Qual è il giusto compenso del lavoro di un collaboratore non contrattualizzato, cioè pagato a singolo articolo? Si tratta di una domanda e di un argomento che ha avuto più di una risposta, ma che viene ancora risolto solo ed esclusivamente in  base dell’arbitrio del singolo editore. Più correttamente si deve dire che il cosiddetto giusto compenso viene stabilito, come sempre quando si tratta di pagamenti per una merce o per un servizio, dai rapporti di forza tra il datore di lavoro, nel nostro caso l’editore, e il lavoratore, nel nostro caso il giornalista non contrattualizzato.

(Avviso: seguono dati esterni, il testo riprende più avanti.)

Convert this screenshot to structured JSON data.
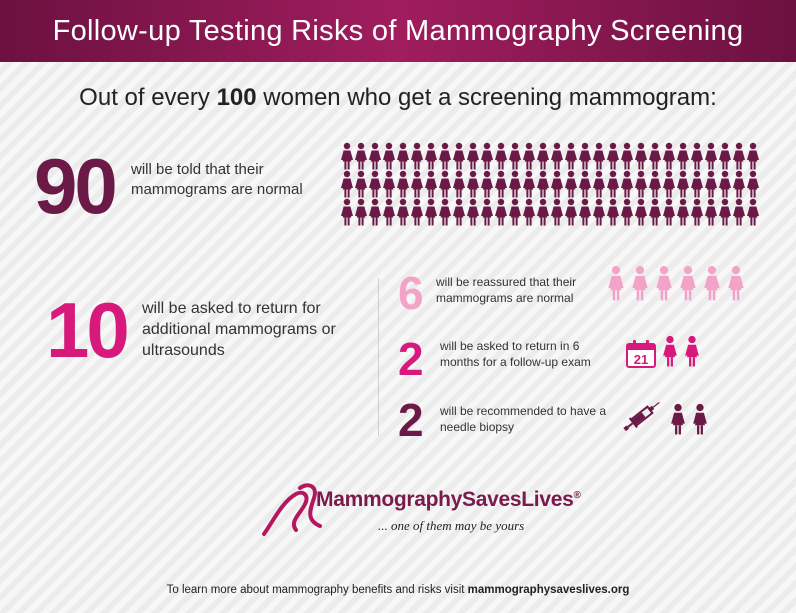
{
  "header": {
    "title": "Follow-up Testing Risks of Mammography Screening"
  },
  "intro": {
    "prefix": "Out of every ",
    "count": "100",
    "suffix": " women who get a screening mammogram:"
  },
  "group_normal": {
    "number": "90",
    "text": "will be told that their mammograms are normal",
    "icon_count": 90,
    "icon": "woman-icon",
    "color": "#6b1a47"
  },
  "group_return": {
    "number": "10",
    "text": "will be asked to return for additional mammograms or ultrasounds",
    "color": "#d6197a"
  },
  "outcomes": [
    {
      "number": "6",
      "text": "will be reassured that their mammograms are normal",
      "color": "#f4a3c8",
      "icon": "woman-icon",
      "icon_count": 6
    },
    {
      "number": "2",
      "text": "will be asked to return in 6 months for a follow-up exam",
      "color": "#d6197a",
      "icon": "woman-icon",
      "icon_count": 2,
      "extra_icon": "calendar-icon",
      "calendar_day": "21"
    },
    {
      "number": "2",
      "text": "will be recommended to have a needle biopsy",
      "color": "#6b1a47",
      "icon": "woman-icon",
      "icon_count": 2,
      "extra_icon": "syringe-icon"
    }
  ],
  "logo": {
    "name": "MammographySavesLives",
    "registered": "®",
    "tagline": "... one of them may be yours"
  },
  "footer": {
    "prefix": "To learn more about mammography benefits and risks visit ",
    "link": "mammographysaveslives.org"
  }
}
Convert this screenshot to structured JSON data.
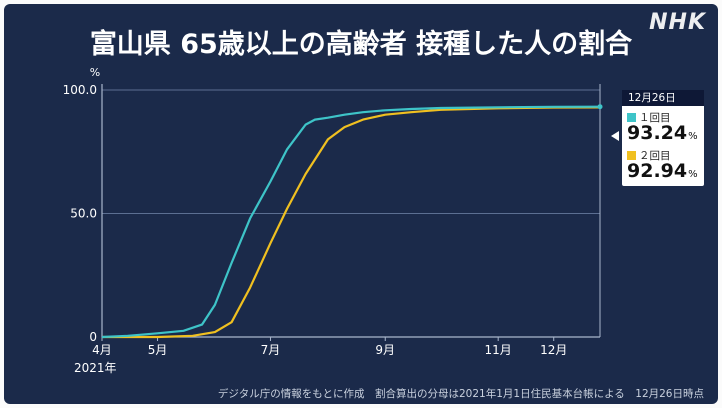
{
  "title": "富山県 65歳以上の高齢者 接種した人の割合",
  "logo": "NHK",
  "source_note": "デジタル庁の情報をもとに作成　割合算出の分母は2021年1月1日住民基本台帳による　12月26日時点",
  "legend": {
    "date": "12月26日",
    "items": [
      {
        "label": "１回目",
        "value": "93.24",
        "unit": "%",
        "color": "#3ec4c8"
      },
      {
        "label": "２回目",
        "value": "92.94",
        "unit": "%",
        "color": "#f0c020"
      }
    ]
  },
  "chart_data": {
    "type": "line",
    "title": "富山県 65歳以上の高齢者 接種した人の割合",
    "ylabel": "%",
    "ylim": [
      0,
      100
    ],
    "yticks": [
      "0",
      "50.0",
      "100.0"
    ],
    "xtick_labels": [
      "4月",
      "5月",
      "7月",
      "9月",
      "11月",
      "12月"
    ],
    "year_label": "2021年",
    "xlim": [
      "2021-04-01",
      "2021-12-26"
    ],
    "xticks": [
      "2021-04-01",
      "2021-05-01",
      "2021-07-01",
      "2021-09-01",
      "2021-11-01",
      "2021-12-01"
    ],
    "grid": "horizontal",
    "series": [
      {
        "name": "１回目",
        "color": "#3ec4c8",
        "x": [
          "2021-04-01",
          "2021-04-15",
          "2021-05-01",
          "2021-05-15",
          "2021-05-25",
          "2021-06-01",
          "2021-06-10",
          "2021-06-20",
          "2021-07-01",
          "2021-07-10",
          "2021-07-20",
          "2021-07-25",
          "2021-08-01",
          "2021-08-10",
          "2021-08-20",
          "2021-09-01",
          "2021-09-15",
          "2021-10-01",
          "2021-11-01",
          "2021-12-01",
          "2021-12-26"
        ],
        "values": [
          0,
          0.5,
          1.5,
          2.5,
          5,
          13,
          30,
          48,
          63,
          76,
          86,
          88,
          88.8,
          90,
          91,
          91.8,
          92.3,
          92.7,
          93,
          93.2,
          93.24
        ]
      },
      {
        "name": "２回目",
        "color": "#f0c020",
        "x": [
          "2021-04-01",
          "2021-05-01",
          "2021-05-20",
          "2021-06-01",
          "2021-06-10",
          "2021-06-20",
          "2021-07-01",
          "2021-07-10",
          "2021-07-20",
          "2021-08-01",
          "2021-08-10",
          "2021-08-20",
          "2021-09-01",
          "2021-09-15",
          "2021-10-01",
          "2021-11-01",
          "2021-12-01",
          "2021-12-26"
        ],
        "values": [
          0,
          0,
          0.5,
          2,
          6,
          20,
          38,
          52,
          66,
          80,
          85,
          88,
          90,
          91,
          92,
          92.6,
          92.9,
          92.94
        ]
      }
    ],
    "end_marker": "2021-12-26"
  }
}
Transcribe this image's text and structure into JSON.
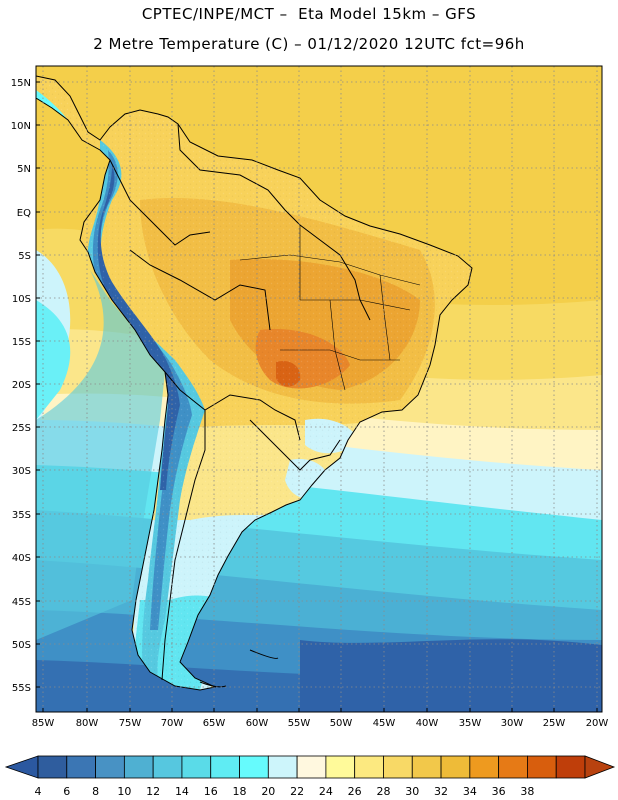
{
  "header": {
    "line1": "CPTEC/INPE/MCT –  Eta Model 15km – GFS",
    "line2": "2 Metre Temperature (C) – 01/12/2020 12UTC fct=96h"
  },
  "map": {
    "region": "South America",
    "lon_range": [
      -86,
      -20
    ],
    "lat_range": [
      -59,
      17
    ],
    "lat_ticks": [
      "15N",
      "10N",
      "5N",
      "EQ",
      "5S",
      "10S",
      "15S",
      "20S",
      "25S",
      "30S",
      "35S",
      "40S",
      "45S",
      "50S",
      "55S"
    ],
    "lon_ticks": [
      "85W",
      "80W",
      "75W",
      "70W",
      "65W",
      "60W",
      "55W",
      "50W",
      "45W",
      "40W",
      "35W",
      "30W",
      "25W",
      "20W"
    ]
  },
  "colorbar": {
    "values": [
      "4",
      "6",
      "8",
      "10",
      "12",
      "14",
      "16",
      "18",
      "20",
      "22",
      "24",
      "26",
      "28",
      "30",
      "32",
      "34",
      "36",
      "38"
    ],
    "colors": [
      "#2f5d9e",
      "#3b76b4",
      "#4892c4",
      "#4fb0d2",
      "#56c7df",
      "#5adbe8",
      "#5fecf3",
      "#66fbfd",
      "#cdf5fb",
      "#fff8df",
      "#fffa9a",
      "#fce980",
      "#f8d966",
      "#f2c84a",
      "#eebb38",
      "#ee9a1f",
      "#e67a16",
      "#d85e0d",
      "#bf3e0a"
    ],
    "low_color": "#2b58a0",
    "high_color": "#b8420f"
  },
  "colors": {
    "ocean_north": "#f6d24c",
    "ocean_mid": "#fbe88a",
    "ocean_cool": "#5ad9ea",
    "ocean_cold": "#3d8dc6",
    "ocean_coldest": "#2e62a6",
    "land_hot": "#eea235",
    "land_warm": "#f6c752",
    "andes_cold": "#3f7fc0",
    "border": "#000000"
  }
}
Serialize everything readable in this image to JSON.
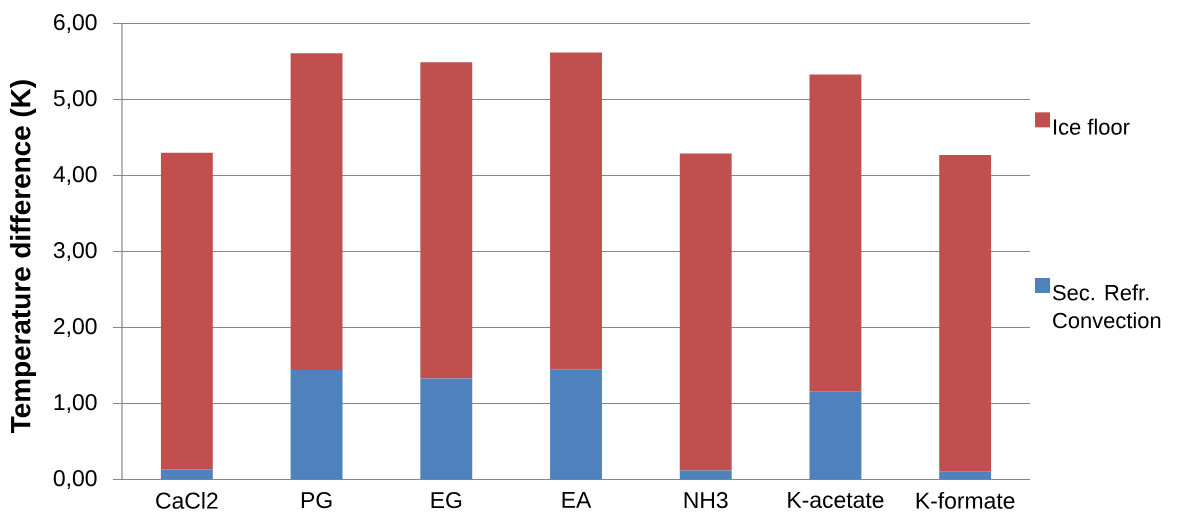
{
  "chart_data": {
    "type": "bar",
    "stacked": true,
    "categories": [
      "CaCl2",
      "PG",
      "EG",
      "EA",
      "NH3",
      "K-acetate",
      "K-formate"
    ],
    "ylabel": "Temperature difference (K)",
    "series": [
      {
        "name": "Sec. Refr. Convection",
        "color": "#4f81bd",
        "values": [
          0.13,
          1.44,
          1.33,
          1.45,
          0.12,
          1.16,
          0.11
        ]
      },
      {
        "name": "Ice floor",
        "color": "#c0504d",
        "values": [
          4.17,
          4.17,
          4.16,
          4.17,
          4.17,
          4.17,
          4.16
        ]
      }
    ],
    "ylim": [
      0,
      6
    ],
    "yticks": [
      {
        "value": 0,
        "label": "0,00"
      },
      {
        "value": 1,
        "label": "1,00"
      },
      {
        "value": 2,
        "label": "2,00"
      },
      {
        "value": 3,
        "label": "3,00"
      },
      {
        "value": 4,
        "label": "4,00"
      },
      {
        "value": 5,
        "label": "5,00"
      },
      {
        "value": 6,
        "label": "6,00"
      }
    ],
    "grid": "y",
    "legend": "right"
  }
}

E siccome a causa della crisi dell’editoria, del suo problematico passaggio dalla carta all’online o completamento della carta con l’online, e a causa della mancanza di idee e a abbondanza di ignavia della dirigenza sindacale, il rapporto di forza è sempre più a vantaggio degli editori e a svantaggio di noi giornalisti, ecco che scivoliamo sempre più verso il basso. Fabio Gibellino ha indicato casi emblematici della pessima condizione dei nostri colleghi non contrattualizzati e Senza Bavaglio ha il merito di avere definito qualche anno fa un tariffario abbastanza dignitoso. Che però risente anch’esso dell’andazzo generale.

A tutto ciò si aggiunge il diluvio di giornalisti e aspiranti tali dovuto alla faciloneria con la quale gli stessi Ordini regionali dei giornalisti hanno fondato scuole di giornalismo inflazionando così il settore e illudendo molti giovani che sognavano la professione e si ritrovano con un pugno di mosche: disoccupati e sottopagati a singolo pezzo con compensi non so se più ridicoli od offensivi. La sproporzione tra domanda e offerta gioca a sfavore di quest’ultima. E si vede.

Veniamo ora alla proposte pratiche. Resto dell’idea che il giusto compenso deve essere calcolato come ho più volte detto fin dal 2005 nelle assisi nazionali non solo del comitati di redazione all’hotel Ergife di Roma. Di ogni testata si deve calcolare qual è per l’editore il costo reale  di un articolo, per esempio di ogni singola riga di articolo su periodici e quotidiani o per ogni minuto di messa in onda per le radio e televisioni. Ripeto: il costo reale, cioè il suo costo rapportato alla paga media e alla produttività dei giornalisti a contratto delle rispettive testate. E quel costo deve essere la cifra da corrispondere come compenso per ogni cartella o minuto di messa in onda di un non contrattualizzato.

Facciamo un esempio. Se dividendo la somma degli stipendi annuali di tutti i giornalisti a contratto del Corsera o di Repubblica per il totale delle righe di articoli da loro prodotti in un anno salta fuori che ogni riga costa 1 euro, la retribuzione di ogni singola riga dei pezzi dei collaboratori non contrattualizzati dovrà essere di 1 euro. Se il costo di una riga così calcolato dell’ipotetica testata l’Eco della Valtellina dovesse essere di 20 centesimi di euro, a ogni collaboratore non contrattualizzato dovrà essere corrisposto il compenso di 20 centesimi per ogni riga di suo pezzo. Idem per ogni minuto di messa in onda su radio e televisioni, private o pubbliche che siano.

E poiché la Repubblica italiana è fondata sul lavoro inteso come figura e dignità professionale e non sulla forza lavoro intesa come merce un tanto al chilo, si deve stabilire per legge una durata massima della collaborazione a singolo pezzo, dopodiché deve scattare l’obbligo dell’assunzione a tempo indeterminato. Conquiste impossibili da ottenere con i sindacati e i sindacalisti che abbiamo, calatori delle nostre braghe di fronte allo scempio della contrattazione nazionale e responsabili del dilagare di contratti a termine rinnovabili sì, ma sempre a tempo determinato. Per giunta camuffati da contratti a progetto e altre simili fumosità anche quando dei progetti non c’è neppure l’ombra, si tratta solo di scuse per fregare il prossimo. Inteso come prossimo giornalista.